Former Sheffield Utd wannabe Dozy Mmobuosi wakes up to billion dollar SEC fraud complaint

By Paul Nicholson

December 21 – The Nigerian businessman who was the preferred bidder for Sheffield United as they journeyed to England’s Premier League is facing multiple fraud charges from the US Securities and Exchange Commission (SEC) for billions of dollars of fictitious transactions.

Dozy Mmobuosi, who had tabled a bid for the club in the region of £90 million, has come under scrutiny from the SEC for falsely inflating the finances of his three companies – Tingo Group, Agri-Fintech Holdings and Tingo International Holdings – fabricating documents to deliberately defraud investors.

Insideworldfootball broke news of multiple discrepancies over Mmobuosi’s claims to be a billionaire businessman in February when he started to make headlines as the potential new owner of Sheffield United.

A private investigative report into the valuations of his company subsiduaries that Insideworldfootball had sight of, showed they were massively over-inflated, often non-existent.

The report detailed his history showing a mobile telecoms licences unused, no reliable user figures around his supposedly market leading African financial app for farmers, unpaid staff in operating companies, premises of a supposed food processing businesses unused, an airline without a license, criminal cases brought against him in Nigeria, the issuing of dud cheques, and a host of major companies across Africa refusing to do business with him.

As the story grew, so further information on Mmobuosi came to light. Even in his private life Mmobuosi showed a similar lack of integrity having been taken to court for failing to pay rent to a landlord for a property in England for more than a year.

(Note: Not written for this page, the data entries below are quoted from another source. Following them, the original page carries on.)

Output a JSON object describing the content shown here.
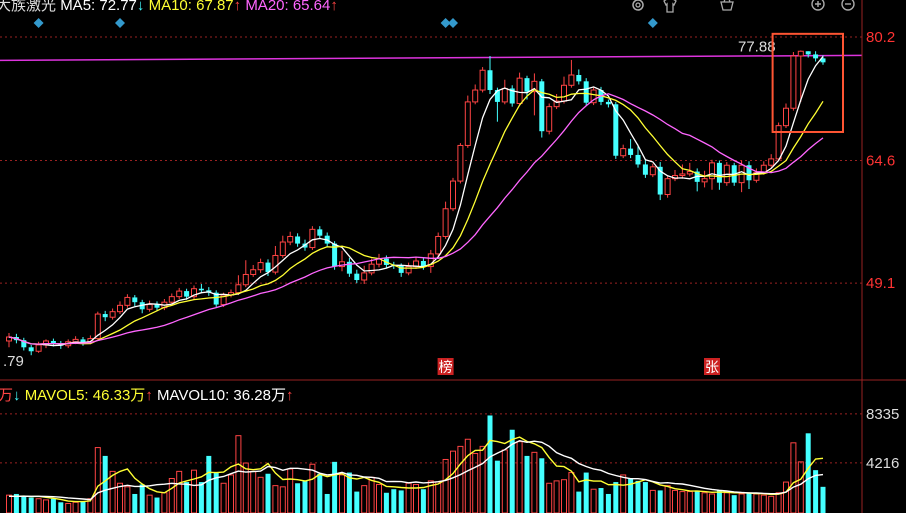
{
  "header": {
    "stock_name": "大族激光",
    "ma5_label": "MA5: 72.77",
    "ma10_label": "MA10: 67.87",
    "ma20_label": "MA20: 65.64",
    "up_arrow": "↑",
    "down_arrow": "↓"
  },
  "volume_header": {
    "vol_unit_fragment": "万",
    "mavol5_label": "MAVOL5: 46.33万",
    "mavol10_label": "MAVOL10: 36.28万"
  },
  "toolbar_icons": [
    "gear-icon",
    "shirt-icon",
    "basket-icon",
    "zoom-in-icon",
    "zoom-out-icon"
  ],
  "colors": {
    "up": "#ff4444",
    "down": "#44ffff",
    "ma5": "#ffffff",
    "ma10": "#ffff33",
    "ma20": "#ff66ff",
    "ref_line": "#dd33dd",
    "grid": "#992222",
    "price_axis": "#ff3333",
    "highlight_box": "#ff5533",
    "marker": "#3399cc"
  },
  "chart_data": [
    {
      "type": "candlestick",
      "price_axis_labels": [
        "80.2",
        "64.6",
        "49.1"
      ],
      "ylim": [
        37.5,
        82.6
      ],
      "reference_line_value": 77.88,
      "reference_line_label": "77.88",
      "low_label": ".79",
      "annotations": [
        {
          "text": "榜",
          "index": 59
        },
        {
          "text": "张",
          "index": 95
        }
      ],
      "marker_indices": [
        4,
        15,
        59,
        60,
        87
      ],
      "candles": [
        [
          41.8,
          42.3,
          41.0,
          42.8
        ],
        [
          42.3,
          41.9,
          41.5,
          42.7
        ],
        [
          41.9,
          41.0,
          40.6,
          42.2
        ],
        [
          41.0,
          40.5,
          40.0,
          41.3
        ],
        [
          40.5,
          41.3,
          40.3,
          41.7
        ],
        [
          41.3,
          41.8,
          40.9,
          42.0
        ],
        [
          41.8,
          41.5,
          41.1,
          42.1
        ],
        [
          41.5,
          41.2,
          40.8,
          41.8
        ],
        [
          41.2,
          41.7,
          40.9,
          42.0
        ],
        [
          41.7,
          42.0,
          41.4,
          42.4
        ],
        [
          42.0,
          41.6,
          41.2,
          42.3
        ],
        [
          41.6,
          42.1,
          41.4,
          42.5
        ],
        [
          42.1,
          45.2,
          42.0,
          45.5
        ],
        [
          45.2,
          44.8,
          44.3,
          45.6
        ],
        [
          44.8,
          45.5,
          44.5,
          45.9
        ],
        [
          45.5,
          46.3,
          45.2,
          46.8
        ],
        [
          46.3,
          47.3,
          46.0,
          47.7
        ],
        [
          47.3,
          46.7,
          46.2,
          47.6
        ],
        [
          46.7,
          45.8,
          45.3,
          47.0
        ],
        [
          45.8,
          46.4,
          45.5,
          46.9
        ],
        [
          46.4,
          46.0,
          45.6,
          46.8
        ],
        [
          46.0,
          46.7,
          45.7,
          47.1
        ],
        [
          46.7,
          47.4,
          46.4,
          47.8
        ],
        [
          47.4,
          48.1,
          47.1,
          48.5
        ],
        [
          48.1,
          47.4,
          47.0,
          48.4
        ],
        [
          47.4,
          48.4,
          47.1,
          48.8
        ],
        [
          48.4,
          48.2,
          47.8,
          49.0
        ],
        [
          48.2,
          47.9,
          47.5,
          48.6
        ],
        [
          47.9,
          46.4,
          46.1,
          48.2
        ],
        [
          46.4,
          47.6,
          46.1,
          47.9
        ],
        [
          47.6,
          47.9,
          47.3,
          48.3
        ],
        [
          47.9,
          48.9,
          47.6,
          50.1
        ],
        [
          48.9,
          50.2,
          48.6,
          52.0
        ],
        [
          50.2,
          50.8,
          49.9,
          51.4
        ],
        [
          50.8,
          51.7,
          50.4,
          52.2
        ],
        [
          51.7,
          50.5,
          50.0,
          52.1
        ],
        [
          50.5,
          52.6,
          50.2,
          53.8
        ],
        [
          52.6,
          54.3,
          52.3,
          55.1
        ],
        [
          54.3,
          55.0,
          53.9,
          55.6
        ],
        [
          55.0,
          54.1,
          53.7,
          55.4
        ],
        [
          54.1,
          53.6,
          53.2,
          54.6
        ],
        [
          53.6,
          55.9,
          53.3,
          56.3
        ],
        [
          55.9,
          55.1,
          54.7,
          56.3
        ],
        [
          55.1,
          54.1,
          53.6,
          55.5
        ],
        [
          54.1,
          51.2,
          50.8,
          54.4
        ],
        [
          51.2,
          51.8,
          50.6,
          53.2
        ],
        [
          51.8,
          50.3,
          49.9,
          52.3
        ],
        [
          50.3,
          49.5,
          49.1,
          50.8
        ],
        [
          49.5,
          50.4,
          49.0,
          51.3
        ],
        [
          50.4,
          51.5,
          50.1,
          52.2
        ],
        [
          51.5,
          52.2,
          51.1,
          52.8
        ],
        [
          52.2,
          51.4,
          51.0,
          52.6
        ],
        [
          51.4,
          51.3,
          50.9,
          51.8
        ],
        [
          51.3,
          50.4,
          49.9,
          51.6
        ],
        [
          50.4,
          51.2,
          50.1,
          51.7
        ],
        [
          51.2,
          51.9,
          50.9,
          52.4
        ],
        [
          51.9,
          51.2,
          50.8,
          52.3
        ],
        [
          51.2,
          52.8,
          50.4,
          53.3
        ],
        [
          52.8,
          55.0,
          52.5,
          55.5
        ],
        [
          55.0,
          58.5,
          54.7,
          59.4
        ],
        [
          58.5,
          62.0,
          58.2,
          62.4
        ],
        [
          62.0,
          66.5,
          61.7,
          66.8
        ],
        [
          66.5,
          72.0,
          66.2,
          72.8
        ],
        [
          72.0,
          73.5,
          71.7,
          74.2
        ],
        [
          73.5,
          76.0,
          73.2,
          76.4
        ],
        [
          76.0,
          73.5,
          73.0,
          77.8
        ],
        [
          73.5,
          72.0,
          69.5,
          73.8
        ],
        [
          72.0,
          73.7,
          71.7,
          74.8
        ],
        [
          73.7,
          71.8,
          71.4,
          74.1
        ],
        [
          71.8,
          75.0,
          71.5,
          75.7
        ],
        [
          75.0,
          73.3,
          72.3,
          75.3
        ],
        [
          73.3,
          74.6,
          70.3,
          75.6
        ],
        [
          74.6,
          68.3,
          67.5,
          74.9
        ],
        [
          68.3,
          71.4,
          67.9,
          71.8
        ],
        [
          71.4,
          72.1,
          71.1,
          73.0
        ],
        [
          72.1,
          74.1,
          71.8,
          75.2
        ],
        [
          74.1,
          75.4,
          73.8,
          77.3
        ],
        [
          75.4,
          74.6,
          74.2,
          76.1
        ],
        [
          74.6,
          71.9,
          71.5,
          75.0
        ],
        [
          71.9,
          73.5,
          71.6,
          73.9
        ],
        [
          73.5,
          72.0,
          71.6,
          73.9
        ],
        [
          72.0,
          71.7,
          71.3,
          72.3
        ],
        [
          71.7,
          65.2,
          64.8,
          72.0
        ],
        [
          65.2,
          66.1,
          64.9,
          66.6
        ],
        [
          66.1,
          65.3,
          64.9,
          67.3
        ],
        [
          65.3,
          64.1,
          63.7,
          66.6
        ],
        [
          64.1,
          62.8,
          62.4,
          64.7
        ],
        [
          62.8,
          63.8,
          62.5,
          64.2
        ],
        [
          63.8,
          60.3,
          59.6,
          64.4
        ],
        [
          60.3,
          62.3,
          59.9,
          62.6
        ],
        [
          62.3,
          62.7,
          62.0,
          63.4
        ],
        [
          62.7,
          62.9,
          62.3,
          64.1
        ],
        [
          62.9,
          63.2,
          62.6,
          64.3
        ],
        [
          63.2,
          61.9,
          60.7,
          63.6
        ],
        [
          61.9,
          62.3,
          61.2,
          63.3
        ],
        [
          62.3,
          64.3,
          60.9,
          64.7
        ],
        [
          64.3,
          61.8,
          60.9,
          64.6
        ],
        [
          61.8,
          64.0,
          61.4,
          64.4
        ],
        [
          64.0,
          61.8,
          61.4,
          64.3
        ],
        [
          61.8,
          64.0,
          60.6,
          64.6
        ],
        [
          64.0,
          62.1,
          61.0,
          64.5
        ],
        [
          62.1,
          63.1,
          61.8,
          63.6
        ],
        [
          63.1,
          64.0,
          62.8,
          64.5
        ],
        [
          64.0,
          64.8,
          63.7,
          65.4
        ],
        [
          64.8,
          69.0,
          64.5,
          69.4
        ],
        [
          69.0,
          71.2,
          68.7,
          71.8
        ],
        [
          71.2,
          77.8,
          70.9,
          78.3
        ],
        [
          77.8,
          78.4,
          72.0,
          78.5
        ],
        [
          78.4,
          78.0,
          77.6,
          78.4
        ],
        [
          78.0,
          77.5,
          77.1,
          78.4
        ],
        [
          77.5,
          77.0,
          76.7,
          77.9
        ]
      ]
    },
    {
      "type": "bar",
      "title": "volume",
      "axis_labels": [
        "8335",
        "4216"
      ],
      "ylim": [
        0,
        9500
      ],
      "values": [
        1500,
        1600,
        1400,
        1300,
        1200,
        1100,
        1200,
        900,
        800,
        900,
        1000,
        1200,
        5500,
        4800,
        3500,
        2500,
        2200,
        1600,
        2400,
        1500,
        1300,
        1700,
        2900,
        3500,
        2600,
        3600,
        2600,
        4800,
        3400,
        2500,
        3200,
        6500,
        4200,
        3500,
        3000,
        3300,
        2300,
        2200,
        3700,
        2500,
        2700,
        4100,
        3300,
        1600,
        4300,
        3200,
        3400,
        1800,
        2300,
        3000,
        2400,
        1700,
        2000,
        1900,
        2500,
        2400,
        2000,
        2700,
        2600,
        4500,
        5200,
        5600,
        6200,
        5000,
        5600,
        8200,
        4400,
        5300,
        7000,
        6000,
        4800,
        5100,
        4600,
        2500,
        2700,
        2800,
        3400,
        1800,
        3400,
        2000,
        2100,
        1600,
        2600,
        3200,
        2900,
        2700,
        2600,
        1900,
        1900,
        2300,
        1900,
        1800,
        1800,
        1900,
        1700,
        1600,
        1900,
        1700,
        1500,
        1600,
        1700,
        1600,
        1500,
        1400,
        1700,
        2600,
        5900,
        4300,
        6700,
        3600,
        2200
      ],
      "series": [
        {
          "name": "MAVOL5",
          "values": [
            1400,
            1400,
            1420,
            1380,
            1400,
            1320,
            1240,
            1140,
            1000,
            960,
            960,
            1020,
            2250,
            2700,
            3160,
            3500,
            3700,
            2920,
            2440,
            2040,
            1780,
            1700,
            2080,
            2520,
            2700,
            2860,
            3040,
            3420,
            3400,
            3440,
            3880,
            4120,
            3720,
            3640,
            3720,
            4160,
            3360,
            2820,
            2860,
            2800,
            2690,
            2840,
            3260,
            3060,
            3200,
            3300,
            2960,
            2860,
            3000,
            2740,
            2580,
            2240,
            2200,
            2140,
            2100,
            2100,
            2140,
            2300,
            2440,
            2800,
            3320,
            4120,
            4820,
            5260,
            5280,
            6100,
            6000,
            5840,
            6180,
            6380,
            6020,
            5820,
            5500,
            4660,
            3940,
            3900,
            3520,
            2620,
            2780,
            2680,
            2680,
            2380,
            2400,
            2340,
            2420,
            2600,
            2800,
            2620,
            2360,
            2240,
            2040,
            1960,
            1860,
            1840,
            1800,
            1740,
            1760,
            1740,
            1700,
            1700,
            1680,
            1640,
            1620,
            1560,
            1580,
            1760,
            2550,
            2840,
            3760,
            4540,
            4600
          ]
        },
        {
          "name": "MAVOL10",
          "values": [
            1400,
            1400,
            1410,
            1400,
            1400,
            1390,
            1370,
            1330,
            1270,
            1230,
            1180,
            1130,
            1690,
            1920,
            2080,
            2230,
            2330,
            2240,
            2240,
            2290,
            2380,
            2420,
            2500,
            2450,
            2420,
            2320,
            2370,
            2750,
            2960,
            3070,
            3300,
            3520,
            3440,
            3480,
            3520,
            3910,
            3820,
            3590,
            3760,
            3760,
            3680,
            3610,
            3350,
            3200,
            3260,
            3410,
            3200,
            3170,
            3030,
            3000,
            2920,
            2640,
            2650,
            2640,
            2540,
            2610,
            2530,
            2570,
            2630,
            2740,
            2960,
            3230,
            3560,
            3840,
            4160,
            4720,
            5040,
            5320,
            5780,
            6080,
            5940,
            6040,
            5940,
            5610,
            5080,
            4800,
            4600,
            4160,
            3910,
            3700,
            3590,
            3320,
            3150,
            3000,
            2880,
            2880,
            2810,
            2660,
            2510,
            2550,
            2470,
            2440,
            2330,
            2200,
            2080,
            1980,
            1910,
            1850,
            1770,
            1720,
            1690,
            1680,
            1650,
            1620,
            1620,
            1760,
            2180,
            2420,
            2880,
            3160,
            3230
          ]
        }
      ]
    }
  ]
}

In the meantime he travelled the world projecting an image of great wealth, highest level government connections, and personal philanthropy and good intentions. All backed up with a briefcase full of falsified documents.

Mmobuosi’s carefully polished image and barrage of legal advisors and PR executives however, ensured the fabricated veneer of respectability went almost unchallenged.

Insideworldfootball’s stories questioning Mmobuosi were met with email warriors defending his reputation and businesses. And always the underlying threat of legal action.

The SEC investigation into Mmobuosi and the filed complaint paints a catastrophic financial picture of his companies and corporate fraud on the kind of industrial scale his corporations never achieved.

“The scope of the fraud is staggering,” the SEC said in its complaint that was made public on Monday.

“Since 2019, defendants have booked billions of dollars’ worth of fictitious transactions through two Nigerian subsidiary companies Mmobuosi founded and controls, reporting hundreds of millions of dollars of non-existent revenues and assets.”

The SEC had already suspended trading in the securities of Tingo Group and Agri-Fintech Holdings because of “questions and concerns regarding the adequacy and accuracy of publicly available information”.

Of concern for the SEC and investors is that leading accountancy firm Deloitte gave the Tingo businesses a clean bill of health in its audit of 2022 accounts.

One example of the scale of the fraud outlined in the SEC complaint shows Tingo reported cash and cash equivalents of $461.7 million for 2022 in its Nigerian subsidiary, Tingo Mobile. The SEC said the actual balance was less than $50 for that financial year.